On the Roisin Murphy thing. So if we buy her album to show her support, much of the money goes to groups with a particular agenda that goes against what she said. And if we don’t buy it, she’s punished for what she said. Is there something else we can do? Some way to direct money to her and cut out the record company?
The record company don’t seem to realise they’ve missed a trick here – her initial comments raised her general public profile and might have meant picking up additional sales from the ‘straights’, over and above any lost from her main audience. But her forced apology certainly put the kybosh on that, didn’t it?
We can buy any of her previous albums instead of the current one which is on the ’Ninja Tune’ label, all her other albums were released by different record companies. She’s actually a brilliant musician, not pop rubbish.
I’d find a way to pirate it and then some way of sending her a used fiver
Great article. I would have purchased a copy of Roisin’s album in solidarity (I loved Moloko back in the day) but won’t if the cash is going to support that lot.
I always wonder what all the trans allies, aiders and abetters would think if a bloke in a frock raped one of their kids in a ‘single sex’ toilet. Which moral dilemma would that plunge them into?

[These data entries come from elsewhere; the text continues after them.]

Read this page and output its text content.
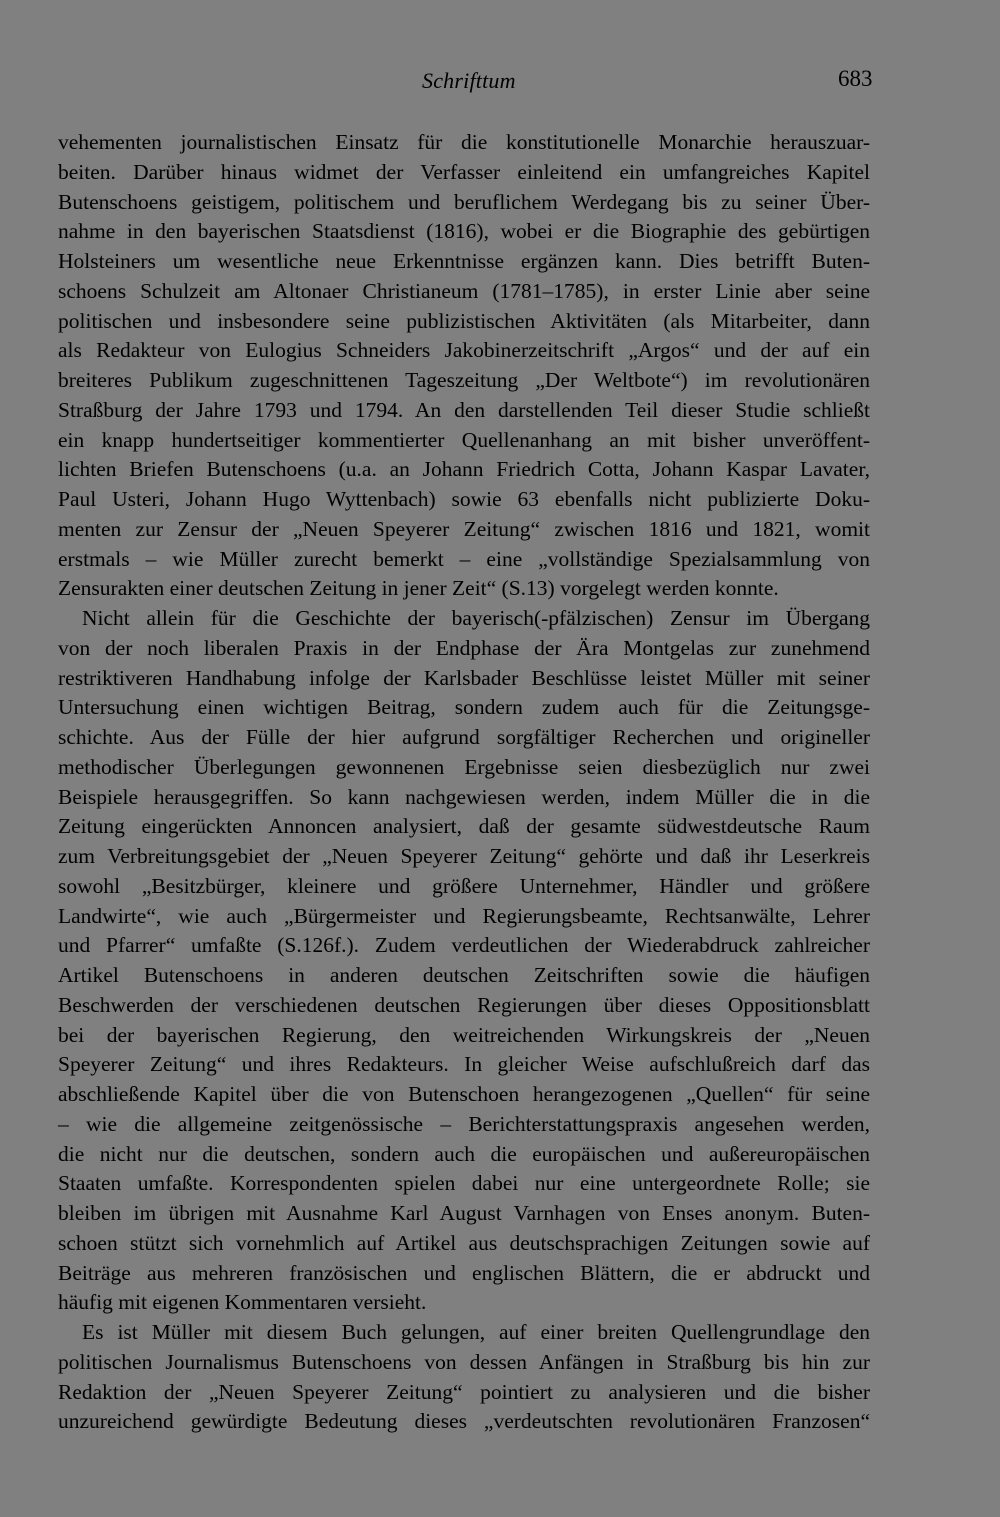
Schrifttum	683
vehementen journalistischen Einsatz für die konstitutionelle Monarchie herauszuar-
beiten. Darüber hinaus widmet der Verfasser einleitend ein umfangreiches Kapitel
Butenschoens geistigem, politischem und beruflichem Werdegang bis zu seiner Über-
nahme in den bayerischen Staatsdienst (1816), wobei er die Biographie des gebürtigen
Holsteiners um wesentliche neue Erkenntnisse ergänzen kann. Dies betrifft Buten-
schoens Schulzeit am Altonaer Christianeum (1781–1785), in erster Linie aber seine
politischen und insbesondere seine publizistischen Aktivitäten (als Mitarbeiter, dann
als Redakteur von Eulogius Schneiders Jakobinerzeitschrift „Argos“ und der auf ein
breiteres Publikum zugeschnittenen Tageszeitung „Der Weltbote“) im revolutionären
Straßburg der Jahre 1793 und 1794. An den darstellenden Teil dieser Studie schließt
ein knapp hundertseitiger kommentierter Quellenanhang an mit bisher unveröffent-
lichten Briefen Butenschoens (u.a. an Johann Friedrich Cotta, Johann Kaspar Lavater,
Paul Usteri, Johann Hugo Wyttenbach) sowie 63 ebenfalls nicht publizierte Doku-
menten zur Zensur der „Neuen Speyerer Zeitung“ zwischen 1816 und 1821, womit
erstmals – wie Müller zurecht bemerkt – eine „vollständige Spezialsammlung von
Zensurakten einer deutschen Zeitung in jener Zeit“ (S.13) vorgelegt werden konnte.
Nicht allein für die Geschichte der bayerisch(-pfälzischen) Zensur im Übergang
von der noch liberalen Praxis in der Endphase der Ära Montgelas zur zunehmend
restriktiveren Handhabung infolge der Karlsbader Beschlüsse leistet Müller mit seiner
Untersuchung einen wichtigen Beitrag, sondern zudem auch für die Zeitungsge-
schichte. Aus der Fülle der hier aufgrund sorgfältiger Recherchen und origineller
methodischer Überlegungen gewonnenen Ergebnisse seien diesbezüglich nur zwei
Beispiele herausgegriffen. So kann nachgewiesen werden, indem Müller die in die
Zeitung eingerückten Annoncen analysiert, daß der gesamte südwestdeutsche Raum
zum Verbreitungsgebiet der „Neuen Speyerer Zeitung“ gehörte und daß ihr Leserkreis
sowohl „Besitzbürger, kleinere und größere Unternehmer, Händler und größere
Landwirte“, wie auch „Bürgermeister und Regierungsbeamte, Rechtsanwälte, Lehrer
und Pfarrer“ umfaßte (S.126f.). Zudem verdeutlichen der Wiederabdruck zahlreicher
Artikel Butenschoens in anderen deutschen Zeitschriften sowie die häufigen
Beschwerden der verschiedenen deutschen Regierungen über dieses Oppositionsblatt
bei der bayerischen Regierung, den weitreichenden Wirkungskreis der „Neuen
Speyerer Zeitung“ und ihres Redakteurs. In gleicher Weise aufschlußreich darf das
abschließende Kapitel über die von Butenschoen herangezogenen „Quellen“ für seine
– wie die allgemeine zeitgenössische – Berichterstattungspraxis angesehen werden,
die nicht nur die deutschen, sondern auch die europäischen und außereuropäischen
Staaten umfaßte. Korrespondenten spielen dabei nur eine untergeordnete Rolle; sie
bleiben im übrigen mit Ausnahme Karl August Varnhagen von Enses anonym. Buten-
schoen stützt sich vornehmlich auf Artikel aus deutschsprachigen Zeitungen sowie auf
Beiträge aus mehreren französischen und englischen Blättern, die er abdruckt und
häufig mit eigenen Kommentaren versieht.
Es ist Müller mit diesem Buch gelungen, auf einer breiten Quellengrundlage den
politischen Journalismus Butenschoens von dessen Anfängen in Straßburg bis hin zur
Redaktion der „Neuen Speyerer Zeitung“ pointiert zu analysieren und die bisher
unzureichend gewürdigte Bedeutung dieses „verdeutschten revolutionären Franzosen“
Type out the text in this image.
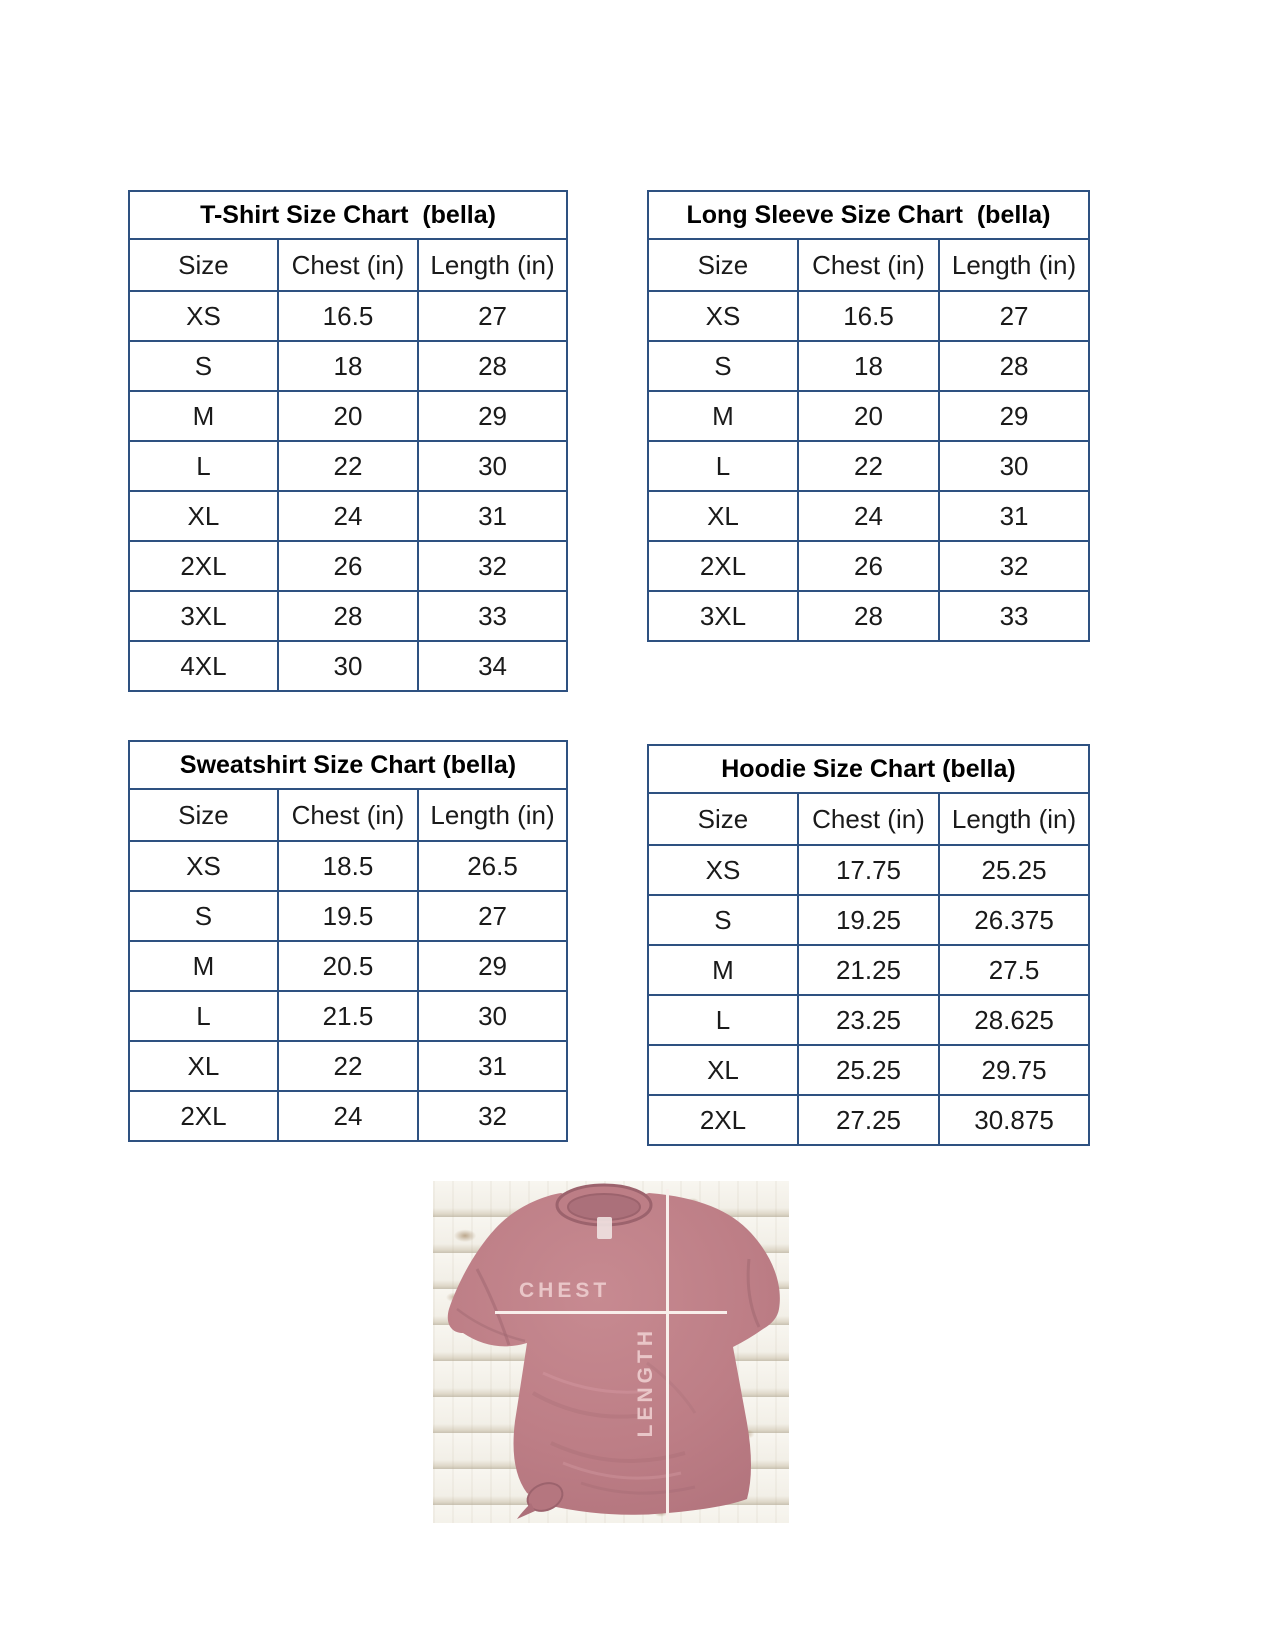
T-Shirt Size Chart  (bella)		
Size	Chest (in)	Length (in)
XS	16.5	27
S	18	28
M	20	29
L	22	30
XL	24	31
2XL	26	32
3XL	28	33
4XL	30	34
Long Sleeve Size Chart  (bella)		
Size	Chest (in)	Length (in)
XS	16.5	27
S	18	28
M	20	29
L	22	30
XL	24	31
2XL	26	32
3XL	28	33
Sweatshirt Size Chart (bella)		
Size	Chest (in)	Length (in)
XS	18.5	26.5
S	19.5	27
M	20.5	29
L	21.5	30
XL	22	31
2XL	24	32
Hoodie Size Chart (bella)		
Size	Chest (in)	Length (in)
XS	17.75	25.25
S	19.25	26.375
M	21.25	27.5
L	23.25	28.625
XL	25.25	29.75
2XL	27.25	30.875
CHEST
LENGTH
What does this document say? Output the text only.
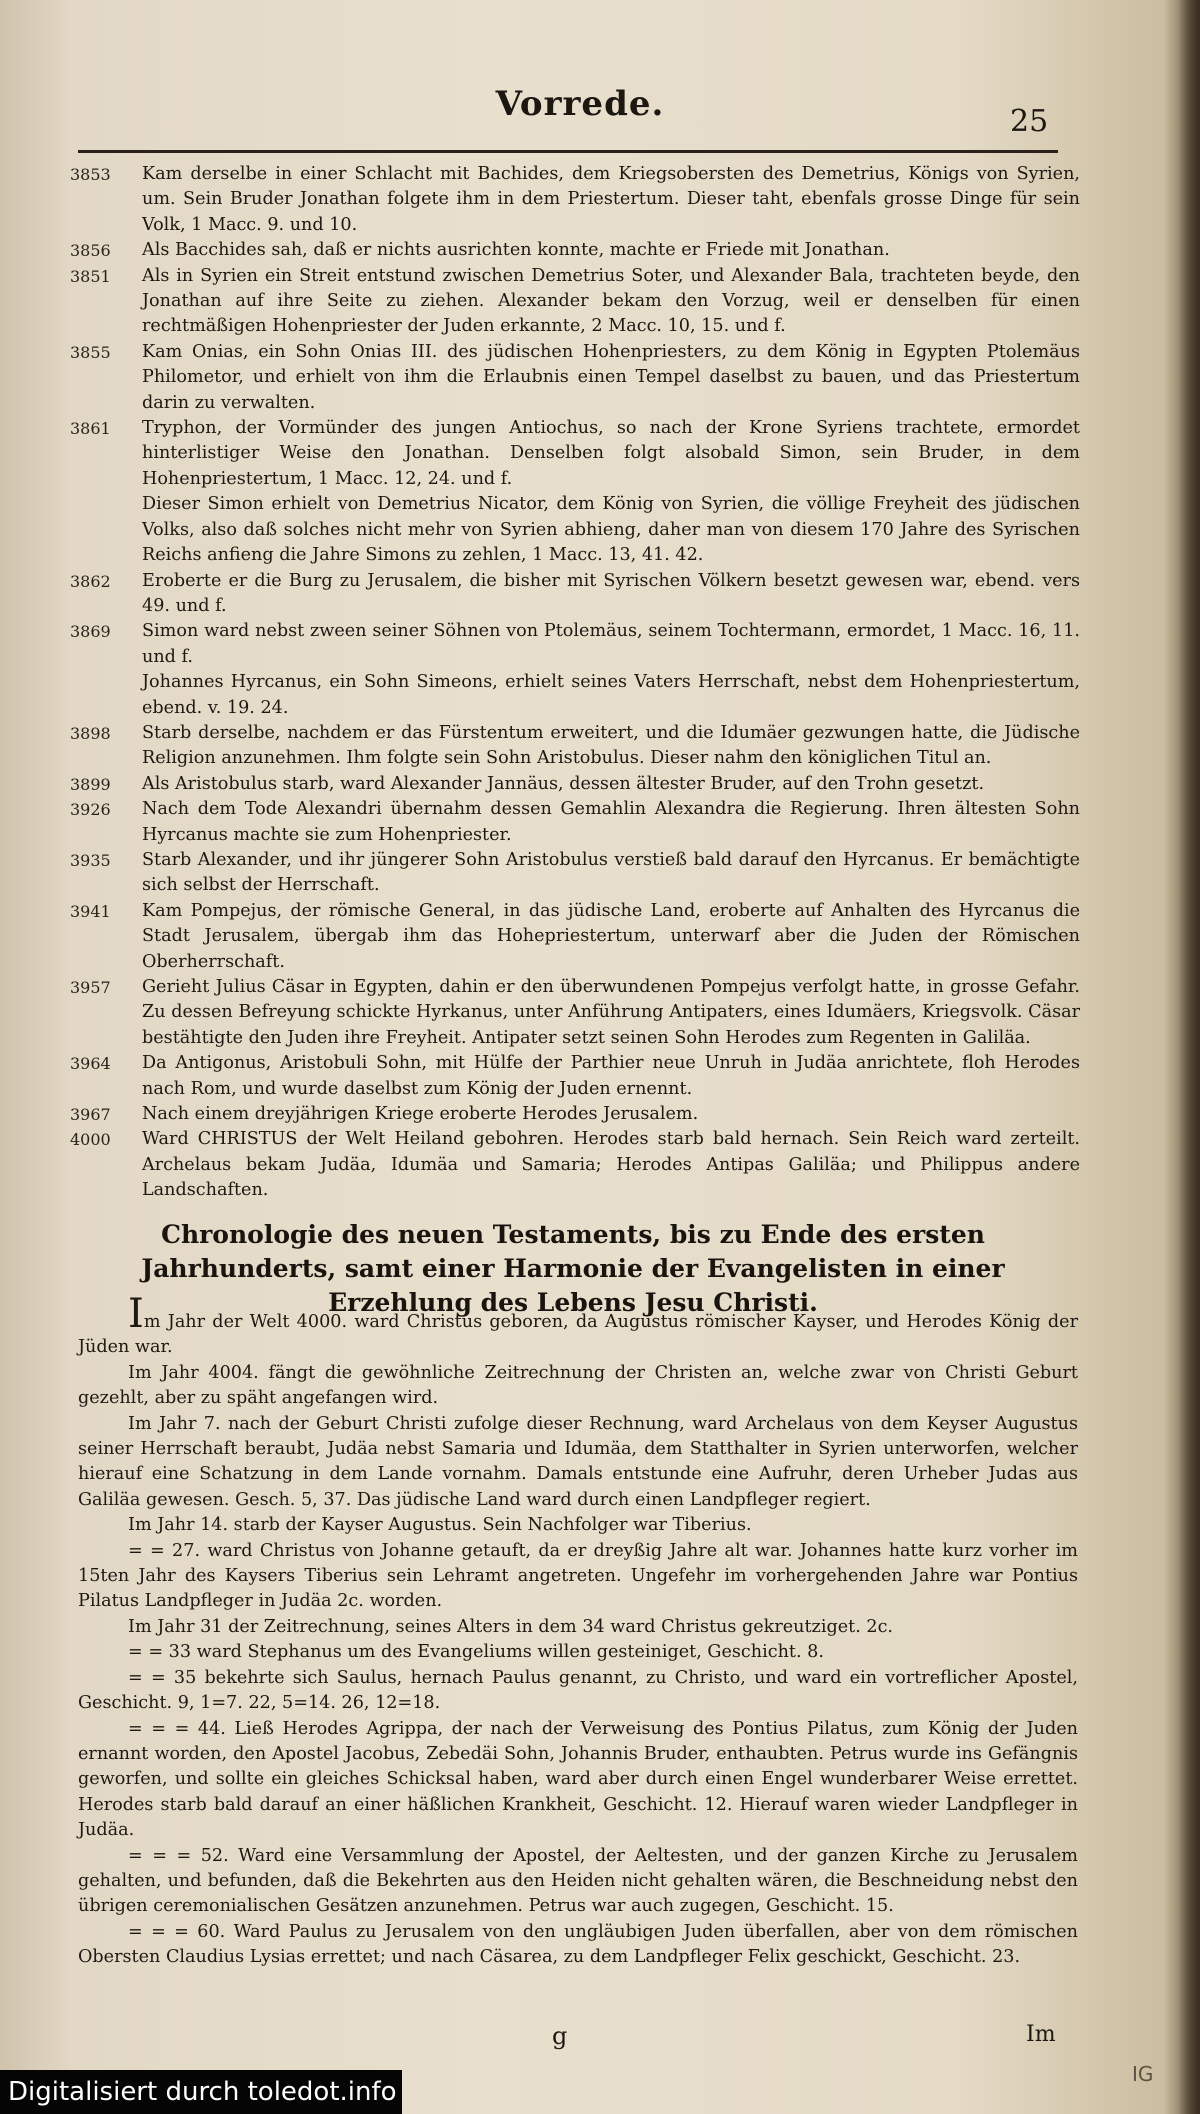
Vorrede.	25
3853	Kam derselbe in einer Schlacht mit Bachides, dem Kriegsobersten des Demetrius, Königs von Syrien, um. Sein Bruder Jonathan folgete ihm in dem Priestertum. Dieser taht, ebenfals grosse Dinge für sein Volk, 1 Macc. 9. und 10.
3856	Als Bacchides sah, daß er nichts ausrichten konnte, machte er Friede mit Jonathan.
3851	Als in Syrien ein Streit entstund zwischen Demetrius Soter, und Alexander Bala, trachteten beyde, den Jonathan auf ihre Seite zu ziehen. Alexander bekam den Vorzug, weil er denselben für einen rechtmäßigen Hohenpriester der Juden erkannte, 2 Macc. 10, 15. und f.
3855	Kam Onias, ein Sohn Onias III. des jüdischen Hohenpriesters, zu dem König in Egypten Ptolemäus Philometor, und erhielt von ihm die Erlaubnis einen Tempel daselbst zu bauen, und das Priestertum darin zu verwalten.
3861	Tryphon, der Vormünder des jungen Antiochus, so nach der Krone Syriens trachtete, ermordet hinterlistiger Weise den Jonathan. Denselben folgt alsobald Simon, sein Bruder, in dem Hohenpriestertum, 1 Macc. 12, 24. und f.
Dieser Simon erhielt von Demetrius Nicator, dem König von Syrien, die völlige Freyheit des jüdischen Volks, also daß solches nicht mehr von Syrien abhieng, daher man von diesem 170 Jahre des Syrischen Reichs anfieng die Jahre Simons zu zehlen, 1 Macc. 13, 41. 42.
3862	Eroberte er die Burg zu Jerusalem, die bisher mit Syrischen Völkern besetzt gewesen war, ebend. vers 49. und f.
3869	Simon ward nebst zween seiner Söhnen von Ptolemäus, seinem Tochtermann, ermordet, 1 Macc. 16, 11. und f.
Johannes Hyrcanus, ein Sohn Simeons, erhielt seines Vaters Herrschaft, nebst dem Hohenpriestertum, ebend. v. 19. 24.
3898	Starb derselbe, nachdem er das Fürstentum erweitert, und die Idumäer gezwungen hatte, die Jüdische Religion anzunehmen. Ihm folgte sein Sohn Aristobulus. Dieser nahm den königlichen Titul an.
3899	Als Aristobulus starb, ward Alexander Jannäus, dessen ältester Bruder, auf den Trohn gesetzt.
3926	Nach dem Tode Alexandri übernahm dessen Gemahlin Alexandra die Regierung. Ihren ältesten Sohn Hyrcanus machte sie zum Hohenpriester.
3935	Starb Alexander, und ihr jüngerer Sohn Aristobulus verstieß bald darauf den Hyrcanus. Er bemächtigte sich selbst der Herrschaft.
3941	Kam Pompejus, der römische General, in das jüdische Land, eroberte auf Anhalten des Hyrcanus die Stadt Jerusalem, übergab ihm das Hohepriestertum, unterwarf aber die Juden der Römischen Oberherrschaft.
3957	Gerieht Julius Cäsar in Egypten, dahin er den überwundenen Pompejus verfolgt hatte, in grosse Gefahr. Zu dessen Befreyung schickte Hyrkanus, unter Anführung Antipaters, eines Idumäers, Kriegsvolk. Cäsar bestähtigte den Juden ihre Freyheit. Antipater setzt seinen Sohn Herodes zum Regenten in Galiläa.
3964	Da Antigonus, Aristobuli Sohn, mit Hülfe der Parthier neue Unruh in Judäa anrichtete, floh Herodes nach Rom, und wurde daselbst zum König der Juden ernennt.
3967	Nach einem dreyjährigen Kriege eroberte Herodes Jerusalem.
4000	Ward CHRISTUS der Welt Heiland gebohren. Herodes starb bald hernach. Sein Reich ward zerteilt. Archelaus bekam Judäa, Idumäa und Samaria; Herodes Antipas Galiläa; und Philippus andere Landschaften.
Chronologie des neuen Testaments, bis zu Ende des ersten Jahrhunderts, samt einer Harmonie der Evangelisten in einer Erzehlung des Lebens Jesu Christi.

Im Jahr der Welt 4000. ward Christus geboren, da Augustus römischer Kayser, und Herodes König der Jüden war.

Im Jahr 4004. fängt die gewöhnliche Zeitrechnung der Christen an, welche zwar von Christi Geburt gezehlt, aber zu späht angefangen wird.

Im Jahr 7. nach der Geburt Christi zufolge dieser Rechnung, ward Archelaus von dem Keyser Augustus seiner Herrschaft beraubt, Judäa nebst Samaria und Idumäa, dem Statthalter in Syrien unterworfen, welcher hierauf eine Schatzung in dem Lande vornahm. Damals entstunde eine Aufruhr, deren Urheber Judas aus Galiläa gewesen. Gesch. 5, 37. Das jüdische Land ward durch einen Landpfleger regiert.

Im Jahr 14. starb der Kayser Augustus. Sein Nachfolger war Tiberius.

= = 27. ward Christus von Johanne getauft, da er dreyßig Jahre alt war. Johannes hatte kurz vorher im 15ten Jahr des Kaysers Tiberius sein Lehramt angetreten. Ungefehr im vorhergehenden Jahre war Pontius Pilatus Landpfleger in Judäa 2c. worden.

Im Jahr 31 der Zeitrechnung, seines Alters in dem 34 ward Christus gekreutziget. 2c.

= = 33 ward Stephanus um des Evangeliums willen gesteiniget, Geschicht. 8.

= = 35 bekehrte sich Saulus, hernach Paulus genannt, zu Christo, und ward ein vortreflicher Apostel, Geschicht. 9, 1=7. 22, 5=14. 26, 12=18.

= = = 44. Ließ Herodes Agrippa, der nach der Verweisung des Pontius Pilatus, zum König der Juden ernannt worden, den Apostel Jacobus, Zebedäi Sohn, Johannis Bruder, enthaubten. Petrus wurde ins Gefängnis geworfen, und sollte ein gleiches Schicksal haben, ward aber durch einen Engel wunderbarer Weise errettet. Herodes starb bald darauf an einer häßlichen Krankheit, Geschicht. 12. Hierauf waren wieder Landpfleger in Judäa.

= = = 52. Ward eine Versammlung der Apostel, der Aeltesten, und der ganzen Kirche zu Jerusalem gehalten, und befunden, daß die Bekehrten aus den Heiden nicht gehalten wären, die Beschneidung nebst den übrigen ceremonialischen Gesätzen anzunehmen. Petrus war auch zugegen, Geschicht. 15.

= = = 60. Ward Paulus zu Jerusalem von den ungläubigen Juden überfallen, aber von dem römischen Obersten Claudius Lysias errettet; und nach Cäsarea, zu dem Landpfleger Felix geschickt, Geschicht. 23.

g	Im
IG
Digitalisiert durch toledot.info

They tend not to breed anyway.
Er, not so – I know a lot of straights with kids/grandkids who are trans allies, aiders and abetters (the local kids charity shop, run entirely by ‘older’ women, has still got pride stuff in the window), but mostly without any thought to the social/societal or health consequences.
I hear you, Wyrd. The Alphabet Mafia apologists. Never before in my life would I have dreamed of experiencing women being capable of misogyny. I didn’t even know it was a thing, but the proof of this phenomenon is all around us and the social contagion is just getting worse. To call these women ‘traitors’ would be an understatement. Absolutely beyond shameful.
As I said above, we can buy any of her previous albums which are not on the ’Ninja Tune’ label.
You’ll never hear an Islamic joke from the so called edgy Boyle, I promise you.